I have been having sort of a bad week. Bad weeks come and go as all things do, so after a while one simply has to take them in stride and attempt to locate the sparse rays of sunshine. Wednesday night, at 8:00 in the post meridiem, BBC4 decided, apparently for no particular reason, to take two hours out of their packed broadcasting schedule to air the 1949 comedy classic Kind Hearts and Coronets. This is one of those movies, if you know what I mean. One of those really famous movies that for some reason I had just never seen before. So, I decided to watch it, to afford myself that little ray of sunshine.
Kind Hearts and Coronets (1949)
The Plot: Louis D’Ascoyne Mazzini (Dennis Price) grew up in poverty when his rich mother married below her station and was promptly disowned by her noble family. Louis was raised with an intimate knowledge of the family, even though they denied his existence, refusing to support his education or offer him employment. The last straw finally comes when his mother dies and her last wish—to be buried in the family crypt—is refused. Louis decides that the best—and indeed only—course of action to right the wrongs of the previous decades is to achieve the family dukedom himself, but first he’ll have to Richard-the-Third his way to the top, assassinating the eight D’Ascoynes who stand between him and his quarry: Ethelred the Duke (Alec Guinness), Lord Ascoyne the Banker (Alec Guinness), Reverend Lord Henry the Parson (Alec Guinness), General Lord Rufus (Alec Guinness), Admiral Lord Horatio (Alec Guinness), Young Ascoyne (Alec Guinness), Young Henry (Alec Guinness), and Lady Agatha D’Ascoyne (Alec Guinness).
Kind Hearts and Coronets is that wonderfully gentile sort of black comedy that they just don’t make anymore.

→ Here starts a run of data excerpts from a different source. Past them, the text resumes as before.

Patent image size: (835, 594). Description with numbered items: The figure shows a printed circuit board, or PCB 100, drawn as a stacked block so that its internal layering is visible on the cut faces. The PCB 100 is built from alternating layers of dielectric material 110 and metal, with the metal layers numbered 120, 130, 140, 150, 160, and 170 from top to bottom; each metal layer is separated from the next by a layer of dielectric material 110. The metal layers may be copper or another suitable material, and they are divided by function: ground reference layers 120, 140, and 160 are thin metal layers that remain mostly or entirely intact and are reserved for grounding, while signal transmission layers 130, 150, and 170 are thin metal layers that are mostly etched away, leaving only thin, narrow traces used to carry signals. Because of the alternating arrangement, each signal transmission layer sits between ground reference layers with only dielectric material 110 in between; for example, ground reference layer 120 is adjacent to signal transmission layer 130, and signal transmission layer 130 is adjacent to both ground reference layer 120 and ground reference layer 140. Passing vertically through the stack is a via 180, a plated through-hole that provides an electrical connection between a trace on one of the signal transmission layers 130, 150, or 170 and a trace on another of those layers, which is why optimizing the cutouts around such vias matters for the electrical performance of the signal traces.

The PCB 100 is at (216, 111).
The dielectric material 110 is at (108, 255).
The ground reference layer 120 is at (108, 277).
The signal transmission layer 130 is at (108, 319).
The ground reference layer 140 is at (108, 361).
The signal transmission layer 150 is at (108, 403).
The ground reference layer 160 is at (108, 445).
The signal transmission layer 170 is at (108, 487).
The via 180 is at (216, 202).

The sharp, witty dialogue recalls the Victorian comedies of manners, although the story blends these with the most distinctly un-polite—one even might venture so far as to say rude—activity of murder. In fact, the script features such clever dialogue and charm that we can’t help but connect with Louis, despite his murders, lies, manipulation of people… at one point he decides to seduce his victim’s widow… like, he gets up to some pretty bad stuff, but Dennis Price is just so damn likable. It’s like trying to hate Peter Cushing or Carly Rae Jepsen. The human psyche is simply incapable of allowing such malice towards something so innately good.
Obviously, though, Alec Guinness, as in most films, here steals the show. As the story goes, the producers contacted him to play one of the D’Ascoynes, and somewhere along the line someone had a great and funny idea: “Wouldn’t it be great and funny if he played four of them?” Whoa, slow down, buddy. While on holiday in France, relaxing on the beach, Guinness decided it was high time he finally took a look at this script. He was unable to finish reading it because he was laughing too hard, and sent a telegram to the studio containing only one line, “Why four parts? Why not eight!?” In 1949, casting one actor in eight roles in a movie hadn’t really been done before, so was both a stroke of creative brilliance and a bit of a gamble. And indeed, general consensus maintains that if any other actor had attempted the same thing, the effect would have fallen utterly short. Today, Alec Guinness is best remembered for Star Wars and, if you actually watch movies, The Bridge on the River Kwai and Tinker Tailor Soldier Spy. In all of these roles, even Star Wars, which he reportedly did not like, his palpable charisma and penchant for drama distinguishes him from his fellow performers. What seems to be getting lost in the annals of cinematic history, however, is his incredible comedic timing. He could draw a laugh with the twitch of an eyebrow, the sideways glance of a narrowed eye. Guinness was truly that rare type of actor whom I would happily describe as in a league of his own.
I don’t know how many people took time out of their day to watch Kind Hearts and Coronets, but I’m really impressed with and grateful to the BBC for filling their mid-week primetime slot with a 1949 black comedy. We all need these pick-me-ups from time to time, and it certainly made my Wednesday. I would wholeheartedly recommend Kind Hearts and Coronets to anyone having an off week, interested in the glory of Alec Guinness, or just in need of a good chortle.
2 thoughts on “Second Breakfast: ‘Kind Hearts and Coronets’ (1949)”
I love this film! I’m a big fan of Alec Guiness. I love the old Britain films
British! It’s in my top 10 of favourite films.